Journal Article
. 2009 May; 24(1):76-84.
doi: 10.1002/ptr.2871.

Neuroprotective effects of Triticum aestivum L. against beta-amyloid-induced cell death and memory impairments

Jung-Hee Jang 1 Chang-Yul Kim  Sun Ha Lim  Chae Ha Yang  Kyung-Sik Song  Hyung Soo Han  Hyeong-Kyu Lee  Jongwon Lee  
Affiliations
  • PMID: 19441012
  •     5 citations

Abstract

beta-Amyloid (A beta) is a key component of senile plaques, neuropathological hallmarks of Alzheimer's disease (AD) and has been reported to induce cell death via oxidative stress. This study investigated the protective effects of Triticum aestivum L. (TAL) on A beta-induced apoptosis in SH-SY5Y cells and cognitive dysfunctions in Sprague-Dawley (SD) rats.

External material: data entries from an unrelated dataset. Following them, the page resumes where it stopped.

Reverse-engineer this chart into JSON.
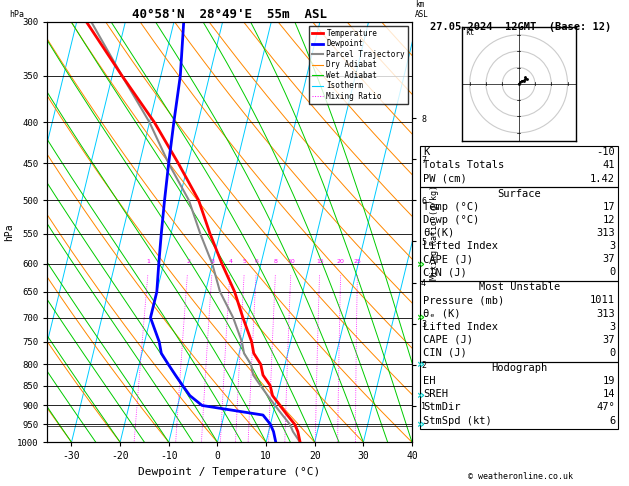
{
  "title_left": "40°58'N  28°49'E  55m  ASL",
  "title_right": "27.05.2024  12GMT  (Base: 12)",
  "ylabel_left": "hPa",
  "xlabel": "Dewpoint / Temperature (°C)",
  "pressure_levels": [
    300,
    350,
    400,
    450,
    500,
    550,
    600,
    650,
    700,
    750,
    800,
    850,
    900,
    950,
    1000
  ],
  "pressure_min": 300,
  "pressure_max": 1000,
  "temp_min": -35,
  "temp_max": 40,
  "skew_factor": 0.0,
  "bg_color": "#ffffff",
  "plot_bg": "#ffffff",
  "isotherm_color": "#00ccff",
  "dry_adiabat_color": "#ff8800",
  "wet_adiabat_color": "#00cc00",
  "mixing_ratio_color": "#ff00ff",
  "mixing_ratio_values": [
    1,
    2,
    3,
    4,
    5,
    6,
    8,
    10,
    15,
    20,
    25
  ],
  "temperature_profile": {
    "pressure": [
      1000,
      970,
      950,
      925,
      900,
      875,
      850,
      825,
      800,
      775,
      750,
      700,
      650,
      600,
      550,
      500,
      450,
      400,
      350,
      300
    ],
    "temp": [
      17,
      16,
      15,
      13,
      11,
      9,
      8,
      6,
      5,
      3,
      2,
      -1,
      -4,
      -8,
      -12,
      -16,
      -22,
      -29,
      -38,
      -48
    ]
  },
  "dewpoint_profile": {
    "pressure": [
      1000,
      970,
      950,
      925,
      900,
      875,
      850,
      825,
      800,
      775,
      750,
      700,
      650,
      600,
      550,
      500,
      450,
      400,
      350,
      300
    ],
    "dewp": [
      12,
      11,
      10,
      8,
      -5,
      -8,
      -10,
      -12,
      -14,
      -16,
      -17,
      -20,
      -20,
      -21,
      -22,
      -23,
      -24,
      -25,
      -26,
      -28
    ]
  },
  "parcel_profile": {
    "pressure": [
      1000,
      970,
      950,
      925,
      900,
      875,
      850,
      825,
      800,
      775,
      750,
      700,
      650,
      600,
      550,
      500,
      450,
      400,
      350,
      300
    ],
    "temp": [
      17,
      15,
      14,
      12,
      10,
      8,
      6,
      4,
      3,
      1,
      0,
      -3,
      -7,
      -10,
      -14,
      -18,
      -24,
      -30,
      -38,
      -47
    ]
  },
  "temp_color": "#ff0000",
  "dewp_color": "#0000ff",
  "parcel_color": "#888888",
  "lcl_pressure": 955,
  "info_table": {
    "K": "-10",
    "Totals Totals": "41",
    "PW (cm)": "1.42",
    "Temp_surf": "17",
    "Dewp_surf": "12",
    "theta_e_surf": "313",
    "LI_surf": "3",
    "CAPE_surf": "37",
    "CIN_surf": "0",
    "Pressure_mu": "1011",
    "theta_e_mu": "313",
    "LI_mu": "3",
    "CAPE_mu": "37",
    "CIN_mu": "0",
    "EH": "19",
    "SREH": "14",
    "StmDir": "47°",
    "StmSpd": "6"
  },
  "copyright": "© weatheronline.co.uk",
  "chevron_pressures": [
    600,
    700,
    800,
    875,
    950
  ],
  "chevron_colors": [
    "#00cc00",
    "#00cc00",
    "#00cccc",
    "#00cccc",
    "#00cccc"
  ]
}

Cells treated with A beta exhibited decreased viability and apoptotic features, such as DNA fragmentation, alterations in mitochondria and an increased Bax/Bcl-2 ratio, which were attenuated by TAL extract (TALE) pretreatment. To elucidate the neuroprotective mechanisms of TALE, the study examined A beta-induced oxidative stress and cellular defense. TALE pretreatment suppressed A beta-increased intracellular accumulation of reactive oxygen species (ROS) via up-regulation of glutathione, an essential endogenous antioxidant. To further verify the effect of TALE on memory impairments, A beta or scopolamine was injected in SD rats and a water maze task conducted as a spatial memory test. A beta or scopolamine treatment increased the time taken to find the platform during training trials, which was decreased by TALE pretreatment. Furthermore, one of the active components of TALE, total dietary fiber also effectively inhibited A beta-induced cytotoxicity and scopolamine-caused memory deficits. These results suggest that TALE may have preventive and/or therapeutic potential in the management of AD.